Faculty of Technology, Department of Software Engineering, Firat University, 23119, Elazig, Turkey.
Interdiscip Sci. 2021 Mar;13(1):44-60. doi: 10.1007/s12539-020-00405-4. Epub 2021 Jan 12.
The new type of corona virus (SARS-COV-2) emerging in Wuhan, China has spread rapidly to the world and has become a pandemic. In addition to having a significant impact on daily life, it also shows its effect in different areas, including public health and economy. Currently, there is no vaccine or antiviral drug available to prevent the COVID-19 disease. Therefore, determination of protein interactions of new types of corona virus is vital in clinical studies, drug therapy, identification of preclinical compounds and protein functions. Protein-protein interactions are important to examine protein functions and pathways involved in various biological processes and to determine the cause and progression of diseases. Various high-throughput experimental methods have been used to identify protein-protein interactions in organisms, yet, there is still a huge gap in specifying all possible protein interactions in an organism. In addition, since the experimental methods used include cloning, labeling, affinity purification mass spectrometry, the processes take a long time. Determining these interactions with artificial intelligence-based methods rather than experimental approaches may help to identify protein functions faster. Thus, protein-protein interaction prediction using deep-learning algorithms has been employed in conjunction with experimental method to explore new protein interactions. However, to predict protein interactions with artificial intelligence techniques, protein sequences need to be mapped. There are various types and numbers of protein-mapping methods in the literature. In this study, we wanted to contribute to the literature by proposing a novel protein-mapping method based on the AVL tree. The proposed method was inspired by the fast search performance on the dictionary structure of AVL tree and was used to verify the protein interactions between SARS-COV-2 virus and human. First, protein sequences were mapped by both the proposed method and various protein-mapping methods. Then, the mapped protein sequences were normalized and classified by bidirectional recurrent neural networks. The performance of the proposed method was evaluated with accuracy, f1-score, precision, recall, and AUC scores. Our results indicated that our mapping method predicts the protein interactions between SARS-COV-2 virus proteins and human proteins at an accuracy of 97.76%, precision of 97.60%, recall of 98.33%, f1-score of 79.42%, and with AUC 89% in average.

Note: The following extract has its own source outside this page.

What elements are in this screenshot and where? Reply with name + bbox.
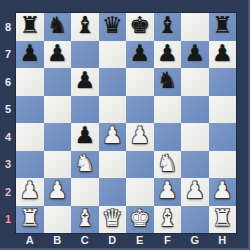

在中国武汉出现的新型冠状病毒(SARS-COV-2)迅速传播到世界各地,并已成为一种大流行。除了对日常生活产生重大影响外,它还在包括公共卫生和经济等不同领域发挥作用。目前,尚无预防 COVID-19 疾病的疫苗或抗病毒药物。因此,确定新型冠状病毒的蛋白质相互作用对于临床研究、药物治疗、鉴定临床前化合物和蛋白质功能至关重要。蛋白质-蛋白质相互作用对于研究各种生物过程中涉及的蛋白质功能和途径以及确定疾病的原因和进展非常重要。已经使用各种高通量实验方法来鉴定生物体中的蛋白质-蛋白质相互作用,但在指定生物体中所有可能的蛋白质相互作用方面仍存在巨大差距。此外,由于使用的实验方法包括克隆、标记、亲和纯化质谱,因此过程需要很长时间。使用基于人工智能的方法而不是实验方法来确定这些相互作用可能有助于更快地识别蛋白质功能。因此,已经使用深度学习算法进行蛋白质-蛋白质相互作用预测,结合实验方法来探索新的蛋白质相互作用。然而,使用人工智能技术预测蛋白质相互作用需要映射蛋白质序列。文献中有各种类型和数量的蛋白质映射方法。在这项研究中,我们希望通过提出一种基于 AVL 树的新型蛋白质映射方法为文献做出贡献。该方法的灵感来自 AVL 树字典结构的快速搜索性能,用于验证 SARS-COV-2 病毒与人之间的蛋白质相互作用。首先,使用所提出的方法和各种蛋白质映射方法映射蛋白质序列。然后,通过双向递归神经网络对映射的蛋白质序列进行归一化和分类。使用准确性、f1 分数、精度、召回率和 AUC 分数评估所提出方法的性能。我们的结果表明,我们的映射方法预测 SARS-COV-2 病毒蛋白与人类蛋白之间的蛋白质相互作用的准确率为 97.76%,精度为 97.60%,召回率为 98.33%,f1 得分为 79.42%,平均 AUC 为 89%。